A combination of falling petrol prices and a recent decline in regulated household energy costs kept UK inflation in check in May. Headline CPI slipped to 0.5% from 0.8% a month earlier, and we expect this inflation gauge to stay between 0-0.5% until the autumn, and probably below 1% through to the beginning of 2021.

None of this is that surprising, but there is still a bit of a debate about where inflation will go after that. However, as my colleague Rob Carnell has written recently, our house view is that ‘stagflation’ is unlikely to be a by-product of the Covid-19 crisis.

Admittedly, there may well be some pockets where prices actually increase in the short-term. Supply chains are still heavily disrupted, and restarting them won’t be easy, particularly given the ongoing risk of further localised lockdowns if Covid-19 flares up again in specific regions or countries. All of this inevitably means higher production costs.

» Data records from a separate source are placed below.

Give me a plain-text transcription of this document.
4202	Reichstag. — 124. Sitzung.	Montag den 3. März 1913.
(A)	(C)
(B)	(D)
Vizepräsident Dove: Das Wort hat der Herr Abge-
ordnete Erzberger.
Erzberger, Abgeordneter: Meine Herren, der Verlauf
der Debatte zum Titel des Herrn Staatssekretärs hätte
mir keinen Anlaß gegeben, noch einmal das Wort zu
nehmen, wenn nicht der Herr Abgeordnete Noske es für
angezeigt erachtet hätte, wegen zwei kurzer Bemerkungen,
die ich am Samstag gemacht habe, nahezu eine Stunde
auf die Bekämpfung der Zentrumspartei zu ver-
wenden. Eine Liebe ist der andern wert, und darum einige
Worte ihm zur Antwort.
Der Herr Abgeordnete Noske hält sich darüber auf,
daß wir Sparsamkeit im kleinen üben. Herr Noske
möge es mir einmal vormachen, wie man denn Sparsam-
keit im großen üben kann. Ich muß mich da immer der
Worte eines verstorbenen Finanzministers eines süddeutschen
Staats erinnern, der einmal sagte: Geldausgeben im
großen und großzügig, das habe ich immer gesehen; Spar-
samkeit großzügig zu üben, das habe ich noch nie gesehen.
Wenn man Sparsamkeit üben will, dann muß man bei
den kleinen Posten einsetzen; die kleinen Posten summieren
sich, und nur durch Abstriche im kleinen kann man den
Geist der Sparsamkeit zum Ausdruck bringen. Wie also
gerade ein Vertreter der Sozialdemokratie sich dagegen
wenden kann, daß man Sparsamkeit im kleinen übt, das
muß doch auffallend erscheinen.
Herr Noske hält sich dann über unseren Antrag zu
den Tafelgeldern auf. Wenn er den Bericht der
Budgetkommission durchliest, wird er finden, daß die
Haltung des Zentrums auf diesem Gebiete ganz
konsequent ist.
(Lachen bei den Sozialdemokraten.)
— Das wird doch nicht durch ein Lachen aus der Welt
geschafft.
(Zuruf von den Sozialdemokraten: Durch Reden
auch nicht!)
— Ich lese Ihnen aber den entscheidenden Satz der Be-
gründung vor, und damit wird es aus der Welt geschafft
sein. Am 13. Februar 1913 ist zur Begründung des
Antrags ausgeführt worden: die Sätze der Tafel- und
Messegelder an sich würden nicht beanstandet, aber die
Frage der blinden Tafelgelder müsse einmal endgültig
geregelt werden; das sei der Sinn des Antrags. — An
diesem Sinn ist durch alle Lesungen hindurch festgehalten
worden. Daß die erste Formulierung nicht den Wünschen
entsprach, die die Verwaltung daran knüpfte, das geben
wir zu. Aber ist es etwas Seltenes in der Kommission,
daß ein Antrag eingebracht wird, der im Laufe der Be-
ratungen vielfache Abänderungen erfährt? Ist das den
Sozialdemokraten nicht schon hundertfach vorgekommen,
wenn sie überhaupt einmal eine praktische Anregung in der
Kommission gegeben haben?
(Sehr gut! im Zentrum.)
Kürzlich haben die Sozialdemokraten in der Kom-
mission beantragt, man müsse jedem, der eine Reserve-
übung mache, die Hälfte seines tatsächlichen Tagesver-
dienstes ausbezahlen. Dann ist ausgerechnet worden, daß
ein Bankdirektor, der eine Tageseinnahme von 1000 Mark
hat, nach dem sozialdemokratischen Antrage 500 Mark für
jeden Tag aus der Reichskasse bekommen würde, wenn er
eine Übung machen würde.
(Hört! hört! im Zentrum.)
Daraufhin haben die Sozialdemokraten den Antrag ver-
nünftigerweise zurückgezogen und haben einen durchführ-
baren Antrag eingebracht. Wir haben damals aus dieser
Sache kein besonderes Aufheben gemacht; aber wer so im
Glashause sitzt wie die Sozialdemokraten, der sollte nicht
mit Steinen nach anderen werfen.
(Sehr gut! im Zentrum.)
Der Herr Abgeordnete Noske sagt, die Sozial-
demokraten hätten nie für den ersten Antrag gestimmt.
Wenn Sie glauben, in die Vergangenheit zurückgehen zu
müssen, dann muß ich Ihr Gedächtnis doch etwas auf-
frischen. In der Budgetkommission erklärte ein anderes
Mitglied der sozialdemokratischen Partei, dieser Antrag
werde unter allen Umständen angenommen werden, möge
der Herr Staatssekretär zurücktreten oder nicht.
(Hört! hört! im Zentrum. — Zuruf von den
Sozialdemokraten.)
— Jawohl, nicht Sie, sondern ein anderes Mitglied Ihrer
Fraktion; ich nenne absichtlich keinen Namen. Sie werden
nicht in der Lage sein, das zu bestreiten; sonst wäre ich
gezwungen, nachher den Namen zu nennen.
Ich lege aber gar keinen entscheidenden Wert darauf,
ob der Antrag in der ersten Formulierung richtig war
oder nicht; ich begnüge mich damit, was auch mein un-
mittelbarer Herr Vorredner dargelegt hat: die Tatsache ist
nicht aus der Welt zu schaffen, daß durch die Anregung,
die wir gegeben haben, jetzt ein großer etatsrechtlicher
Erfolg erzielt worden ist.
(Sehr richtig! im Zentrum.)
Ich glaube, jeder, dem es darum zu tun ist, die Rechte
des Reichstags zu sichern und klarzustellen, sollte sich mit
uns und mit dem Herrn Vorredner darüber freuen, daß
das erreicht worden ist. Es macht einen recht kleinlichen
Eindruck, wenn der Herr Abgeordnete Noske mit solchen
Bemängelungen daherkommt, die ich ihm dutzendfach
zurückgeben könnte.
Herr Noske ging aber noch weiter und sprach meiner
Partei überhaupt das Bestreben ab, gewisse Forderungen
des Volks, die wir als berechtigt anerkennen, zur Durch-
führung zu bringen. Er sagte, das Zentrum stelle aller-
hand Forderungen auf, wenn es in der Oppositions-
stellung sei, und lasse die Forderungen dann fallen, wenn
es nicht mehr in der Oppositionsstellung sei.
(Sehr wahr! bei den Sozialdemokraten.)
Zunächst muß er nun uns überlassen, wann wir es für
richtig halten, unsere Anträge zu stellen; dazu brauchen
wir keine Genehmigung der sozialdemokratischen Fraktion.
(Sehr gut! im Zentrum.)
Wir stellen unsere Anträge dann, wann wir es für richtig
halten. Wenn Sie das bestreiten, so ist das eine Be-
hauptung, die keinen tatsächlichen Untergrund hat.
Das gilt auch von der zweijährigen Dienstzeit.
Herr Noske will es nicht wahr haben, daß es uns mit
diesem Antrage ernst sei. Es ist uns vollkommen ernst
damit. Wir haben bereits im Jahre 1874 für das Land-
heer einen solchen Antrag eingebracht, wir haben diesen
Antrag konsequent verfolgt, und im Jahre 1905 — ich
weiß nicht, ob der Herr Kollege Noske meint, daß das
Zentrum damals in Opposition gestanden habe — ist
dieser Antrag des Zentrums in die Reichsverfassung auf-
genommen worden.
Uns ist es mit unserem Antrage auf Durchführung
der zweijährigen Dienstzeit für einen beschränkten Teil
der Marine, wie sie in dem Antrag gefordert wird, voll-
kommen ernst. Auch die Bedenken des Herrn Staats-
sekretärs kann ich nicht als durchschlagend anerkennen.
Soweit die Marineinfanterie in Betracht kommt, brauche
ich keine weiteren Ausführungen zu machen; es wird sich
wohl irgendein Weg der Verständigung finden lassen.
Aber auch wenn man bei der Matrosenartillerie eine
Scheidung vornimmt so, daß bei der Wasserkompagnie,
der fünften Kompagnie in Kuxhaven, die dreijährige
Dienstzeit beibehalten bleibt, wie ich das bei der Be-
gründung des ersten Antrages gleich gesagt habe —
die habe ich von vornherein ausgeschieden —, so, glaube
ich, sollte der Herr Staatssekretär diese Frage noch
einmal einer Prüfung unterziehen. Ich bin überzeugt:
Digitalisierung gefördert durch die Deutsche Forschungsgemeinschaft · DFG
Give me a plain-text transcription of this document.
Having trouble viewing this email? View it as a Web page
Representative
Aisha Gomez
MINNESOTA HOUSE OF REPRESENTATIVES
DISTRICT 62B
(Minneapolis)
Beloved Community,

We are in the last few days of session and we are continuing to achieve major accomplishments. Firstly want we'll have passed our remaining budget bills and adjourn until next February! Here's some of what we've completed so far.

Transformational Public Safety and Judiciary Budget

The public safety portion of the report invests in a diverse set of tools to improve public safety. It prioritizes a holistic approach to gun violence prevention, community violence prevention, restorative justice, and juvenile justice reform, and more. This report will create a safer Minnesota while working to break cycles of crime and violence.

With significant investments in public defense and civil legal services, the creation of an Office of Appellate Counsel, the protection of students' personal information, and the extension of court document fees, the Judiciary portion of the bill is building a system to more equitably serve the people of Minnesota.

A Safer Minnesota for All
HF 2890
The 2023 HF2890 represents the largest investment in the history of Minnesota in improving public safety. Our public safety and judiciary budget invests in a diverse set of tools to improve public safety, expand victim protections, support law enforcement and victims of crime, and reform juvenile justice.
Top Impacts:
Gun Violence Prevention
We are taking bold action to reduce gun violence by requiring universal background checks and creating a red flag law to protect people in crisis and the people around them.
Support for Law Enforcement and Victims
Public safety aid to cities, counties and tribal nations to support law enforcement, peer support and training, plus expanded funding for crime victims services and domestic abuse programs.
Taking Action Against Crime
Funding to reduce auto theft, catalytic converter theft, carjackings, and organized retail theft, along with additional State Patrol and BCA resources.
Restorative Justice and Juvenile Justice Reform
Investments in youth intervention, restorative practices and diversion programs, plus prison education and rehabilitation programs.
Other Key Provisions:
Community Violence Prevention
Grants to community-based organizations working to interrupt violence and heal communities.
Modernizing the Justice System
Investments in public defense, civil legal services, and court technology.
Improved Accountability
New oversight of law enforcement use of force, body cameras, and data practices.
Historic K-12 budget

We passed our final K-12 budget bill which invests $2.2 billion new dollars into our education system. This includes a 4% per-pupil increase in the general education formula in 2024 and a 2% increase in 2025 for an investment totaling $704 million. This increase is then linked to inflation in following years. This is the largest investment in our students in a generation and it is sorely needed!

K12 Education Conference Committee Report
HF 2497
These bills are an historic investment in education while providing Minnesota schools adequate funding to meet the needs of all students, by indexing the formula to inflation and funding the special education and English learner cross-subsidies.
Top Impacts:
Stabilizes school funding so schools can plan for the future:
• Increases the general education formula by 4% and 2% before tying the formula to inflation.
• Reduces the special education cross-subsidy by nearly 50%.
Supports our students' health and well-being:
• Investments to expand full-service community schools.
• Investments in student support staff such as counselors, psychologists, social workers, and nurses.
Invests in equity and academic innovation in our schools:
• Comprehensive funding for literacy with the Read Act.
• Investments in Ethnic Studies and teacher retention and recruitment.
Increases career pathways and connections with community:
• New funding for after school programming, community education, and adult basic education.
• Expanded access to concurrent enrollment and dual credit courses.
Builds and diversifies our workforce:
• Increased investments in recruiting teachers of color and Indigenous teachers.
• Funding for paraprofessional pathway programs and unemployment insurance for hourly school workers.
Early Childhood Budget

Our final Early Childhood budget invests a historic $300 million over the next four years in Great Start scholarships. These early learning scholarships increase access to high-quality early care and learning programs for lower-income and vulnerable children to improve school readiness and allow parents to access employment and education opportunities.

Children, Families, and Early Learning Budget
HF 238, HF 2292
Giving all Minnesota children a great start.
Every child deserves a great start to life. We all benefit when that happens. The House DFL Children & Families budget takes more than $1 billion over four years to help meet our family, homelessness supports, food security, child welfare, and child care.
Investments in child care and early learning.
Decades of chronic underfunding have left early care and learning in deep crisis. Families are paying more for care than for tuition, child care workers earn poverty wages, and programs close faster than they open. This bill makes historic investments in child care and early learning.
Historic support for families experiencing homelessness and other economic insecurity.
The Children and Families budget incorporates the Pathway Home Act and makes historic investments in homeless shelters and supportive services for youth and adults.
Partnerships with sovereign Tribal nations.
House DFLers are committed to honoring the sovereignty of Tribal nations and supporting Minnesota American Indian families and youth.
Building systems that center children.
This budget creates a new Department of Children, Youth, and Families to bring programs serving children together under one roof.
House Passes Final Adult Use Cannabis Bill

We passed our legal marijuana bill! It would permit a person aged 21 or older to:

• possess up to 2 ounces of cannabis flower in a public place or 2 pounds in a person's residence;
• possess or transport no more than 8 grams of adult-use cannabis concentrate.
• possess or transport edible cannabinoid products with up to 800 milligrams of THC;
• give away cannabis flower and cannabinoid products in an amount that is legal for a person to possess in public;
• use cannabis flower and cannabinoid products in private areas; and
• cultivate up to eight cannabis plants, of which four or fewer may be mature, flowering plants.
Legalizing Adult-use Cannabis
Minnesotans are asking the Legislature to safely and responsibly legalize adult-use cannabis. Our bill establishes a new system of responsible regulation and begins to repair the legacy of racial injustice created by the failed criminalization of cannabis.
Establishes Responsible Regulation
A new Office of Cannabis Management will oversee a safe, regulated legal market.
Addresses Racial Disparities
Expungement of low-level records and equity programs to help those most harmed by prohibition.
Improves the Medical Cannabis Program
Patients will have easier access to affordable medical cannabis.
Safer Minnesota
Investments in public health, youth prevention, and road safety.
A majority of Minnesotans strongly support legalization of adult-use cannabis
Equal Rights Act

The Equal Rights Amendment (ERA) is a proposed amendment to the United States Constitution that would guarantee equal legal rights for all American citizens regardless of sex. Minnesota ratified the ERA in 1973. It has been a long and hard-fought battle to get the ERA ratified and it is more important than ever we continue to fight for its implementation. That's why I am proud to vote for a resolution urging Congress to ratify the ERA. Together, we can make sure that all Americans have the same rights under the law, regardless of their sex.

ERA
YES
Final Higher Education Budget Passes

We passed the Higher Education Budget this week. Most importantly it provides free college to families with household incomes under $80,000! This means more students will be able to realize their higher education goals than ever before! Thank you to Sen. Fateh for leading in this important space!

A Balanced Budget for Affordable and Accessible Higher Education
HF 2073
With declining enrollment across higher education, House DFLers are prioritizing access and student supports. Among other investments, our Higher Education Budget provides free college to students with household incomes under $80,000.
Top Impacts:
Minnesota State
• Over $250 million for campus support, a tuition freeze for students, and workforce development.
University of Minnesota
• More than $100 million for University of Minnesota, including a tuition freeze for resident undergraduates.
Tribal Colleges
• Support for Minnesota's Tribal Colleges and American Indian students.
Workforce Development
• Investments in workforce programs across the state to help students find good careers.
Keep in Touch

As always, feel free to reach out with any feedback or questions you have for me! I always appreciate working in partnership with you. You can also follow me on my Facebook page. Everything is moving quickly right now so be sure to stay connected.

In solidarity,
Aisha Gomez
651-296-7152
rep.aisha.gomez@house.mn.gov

Inflationary pressures are likely to remain fairly muted for the time being

However, the slack in the jobs market suggests we shouldn’t expect a broader rise in inflation. While the government’s furlough schemes have helped avoid the spike in unemployment seen in the US so far, there are growing fears about what will happen as this state support is unwound. With many businesses unlikely to be able to operate at their usual capacity, there will be pressure on profits and therefore staffing costs. That would imply wage pressures are set to remain generally muted.

The other argument that is often made in favour of inflation returning, is that governments and central banks are pumping vast amounts of cash into the system. But this is unlikely to lead to higher prices, at least in the short/medium-term. In the case of the government, its spending has so far been solely aimed at keeping firms and consumers afloat, rather than trying to stimulate demand (which by definition, is constrained by the ongoing lockdown measures).

The bottom line is that inflationary pressures are likely to remain fairly muted for the time being. This, in turn, will keep the pressure on the Bank of England to maintain its current degree of stimulus, and we expect a further £150 billion of QE to be unveiled this week.